Many arthropod predator-prey systems on plants typically have a patchy structure in space and at least two essentially different phases at each of the trophic levels: a phase of within-patch population growth and a phase of between-patch dispersal. Coupling of the trophic levels takes place in the growth phase, but it is absent in the dispersal phase. By representing the growth phase as a simple presence/absence state of a patch, metapopulation dynamics can be described by a system of ordinary differential equations with the classic Lotka-Volterra model as a limiting case (e.g. when the dispersal phases are of infinitely short duration).

When timescale arguments justify ignoring plant dynamics, it is shown that the otherwise unstable Lotka-Volterra model becomes stable by any of the following extensions: (1) a dispersal phase of the prey, (2) variability in prey patches with respect to the risk of detection by predators, (3) (sufficiently high) interception of dispersing predators in predator-invaded prey patches, and (4) prey dispersal from predator-invaded prey patches.
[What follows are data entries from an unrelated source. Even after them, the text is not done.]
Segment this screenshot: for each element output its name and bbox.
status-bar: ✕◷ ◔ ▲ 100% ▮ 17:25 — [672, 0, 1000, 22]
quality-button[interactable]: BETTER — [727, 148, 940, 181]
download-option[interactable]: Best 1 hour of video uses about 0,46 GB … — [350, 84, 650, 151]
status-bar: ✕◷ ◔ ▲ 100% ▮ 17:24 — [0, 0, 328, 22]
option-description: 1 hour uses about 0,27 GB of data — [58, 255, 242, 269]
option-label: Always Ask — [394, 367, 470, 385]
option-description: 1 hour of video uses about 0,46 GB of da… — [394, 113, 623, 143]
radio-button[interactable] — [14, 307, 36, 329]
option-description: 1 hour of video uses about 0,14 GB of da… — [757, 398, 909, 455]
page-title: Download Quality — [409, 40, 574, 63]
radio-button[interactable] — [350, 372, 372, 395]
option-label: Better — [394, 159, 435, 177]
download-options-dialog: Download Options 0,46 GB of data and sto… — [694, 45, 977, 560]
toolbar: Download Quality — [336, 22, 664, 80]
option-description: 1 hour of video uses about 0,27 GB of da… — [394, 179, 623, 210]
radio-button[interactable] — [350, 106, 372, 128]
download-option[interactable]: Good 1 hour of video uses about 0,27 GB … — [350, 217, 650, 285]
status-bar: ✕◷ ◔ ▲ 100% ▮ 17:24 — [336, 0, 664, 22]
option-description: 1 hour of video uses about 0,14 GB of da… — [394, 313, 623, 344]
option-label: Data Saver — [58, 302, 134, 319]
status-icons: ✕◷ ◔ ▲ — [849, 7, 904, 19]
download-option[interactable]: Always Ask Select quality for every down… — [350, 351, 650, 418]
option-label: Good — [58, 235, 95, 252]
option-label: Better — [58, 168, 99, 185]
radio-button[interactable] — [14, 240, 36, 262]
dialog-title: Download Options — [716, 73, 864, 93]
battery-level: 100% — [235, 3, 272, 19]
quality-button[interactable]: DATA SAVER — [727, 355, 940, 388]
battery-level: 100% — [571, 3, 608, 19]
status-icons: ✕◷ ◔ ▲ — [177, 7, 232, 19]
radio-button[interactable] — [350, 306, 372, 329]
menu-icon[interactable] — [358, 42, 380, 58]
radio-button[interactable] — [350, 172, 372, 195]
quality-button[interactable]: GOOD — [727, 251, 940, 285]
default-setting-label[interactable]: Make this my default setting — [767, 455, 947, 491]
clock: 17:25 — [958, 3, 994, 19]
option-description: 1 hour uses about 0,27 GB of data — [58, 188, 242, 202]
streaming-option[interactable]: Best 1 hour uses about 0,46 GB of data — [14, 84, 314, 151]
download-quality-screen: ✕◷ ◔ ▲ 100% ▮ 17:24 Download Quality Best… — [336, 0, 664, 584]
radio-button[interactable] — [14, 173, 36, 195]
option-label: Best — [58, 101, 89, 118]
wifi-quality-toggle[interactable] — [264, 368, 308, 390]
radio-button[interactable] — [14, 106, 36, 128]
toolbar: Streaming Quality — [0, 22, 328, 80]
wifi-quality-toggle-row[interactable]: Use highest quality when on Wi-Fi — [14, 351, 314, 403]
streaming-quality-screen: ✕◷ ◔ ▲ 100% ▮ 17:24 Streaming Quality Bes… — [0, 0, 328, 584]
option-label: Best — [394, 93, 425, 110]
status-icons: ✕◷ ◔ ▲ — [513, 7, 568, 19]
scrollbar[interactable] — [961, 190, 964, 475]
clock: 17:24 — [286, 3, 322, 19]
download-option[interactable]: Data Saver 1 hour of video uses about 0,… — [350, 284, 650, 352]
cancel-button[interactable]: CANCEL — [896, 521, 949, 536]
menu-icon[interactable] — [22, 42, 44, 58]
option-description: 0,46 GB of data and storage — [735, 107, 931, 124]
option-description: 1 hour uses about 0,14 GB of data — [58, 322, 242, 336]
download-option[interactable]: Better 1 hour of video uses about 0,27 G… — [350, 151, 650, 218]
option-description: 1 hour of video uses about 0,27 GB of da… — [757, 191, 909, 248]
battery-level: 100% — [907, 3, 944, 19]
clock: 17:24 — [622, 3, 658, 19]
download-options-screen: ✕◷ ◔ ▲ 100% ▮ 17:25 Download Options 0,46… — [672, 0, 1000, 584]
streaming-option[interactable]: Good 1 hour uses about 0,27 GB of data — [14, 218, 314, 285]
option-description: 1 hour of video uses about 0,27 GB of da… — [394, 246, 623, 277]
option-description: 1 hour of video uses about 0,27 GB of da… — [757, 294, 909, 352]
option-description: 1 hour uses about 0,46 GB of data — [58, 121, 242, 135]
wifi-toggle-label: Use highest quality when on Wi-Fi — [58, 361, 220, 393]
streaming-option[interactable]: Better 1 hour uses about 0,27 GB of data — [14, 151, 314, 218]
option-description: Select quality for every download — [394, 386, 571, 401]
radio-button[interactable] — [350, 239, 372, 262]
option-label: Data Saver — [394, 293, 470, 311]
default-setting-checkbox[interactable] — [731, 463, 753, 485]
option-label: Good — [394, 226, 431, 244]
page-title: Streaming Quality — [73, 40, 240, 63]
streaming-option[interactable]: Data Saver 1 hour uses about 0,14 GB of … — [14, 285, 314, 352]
The parameter domain of stability shrinks when the duration of within-patch predator-prey interaction is fixed rather than variable, and when predators do not disperse from a patch until after prey extermination. A dispersal phase of the predator has a destabilizing effect in contrast to a dispersal phase of the prey.

When the timescale of plant dynamics is not very different from predator-prey patch dynamics, the Lotka-Volterra predator-prey patch model should be extended to a predator-prey-plant patch model, but this greatly modified the list of potential stabilizing mechanisms. Several of the mechanisms that have a stabilizing effect on a ditrophic model lose this effect in a tritrophic model and may even become destabilizing; for example, the dispersal phase of the prey confers stability to the predatory-prey model, but destabilizes the steady state in the predator-prey-plant model in much the same way as the dispersal phase of the predator destabilizes the steady state in the predator-prey model. Other mechanisms retain their stabilizing effect in a tritrophic context; for example, dispersal of prey from predator-invaded prey patches has a stabilizing effect on both predator-prey and predator-prey-plant models.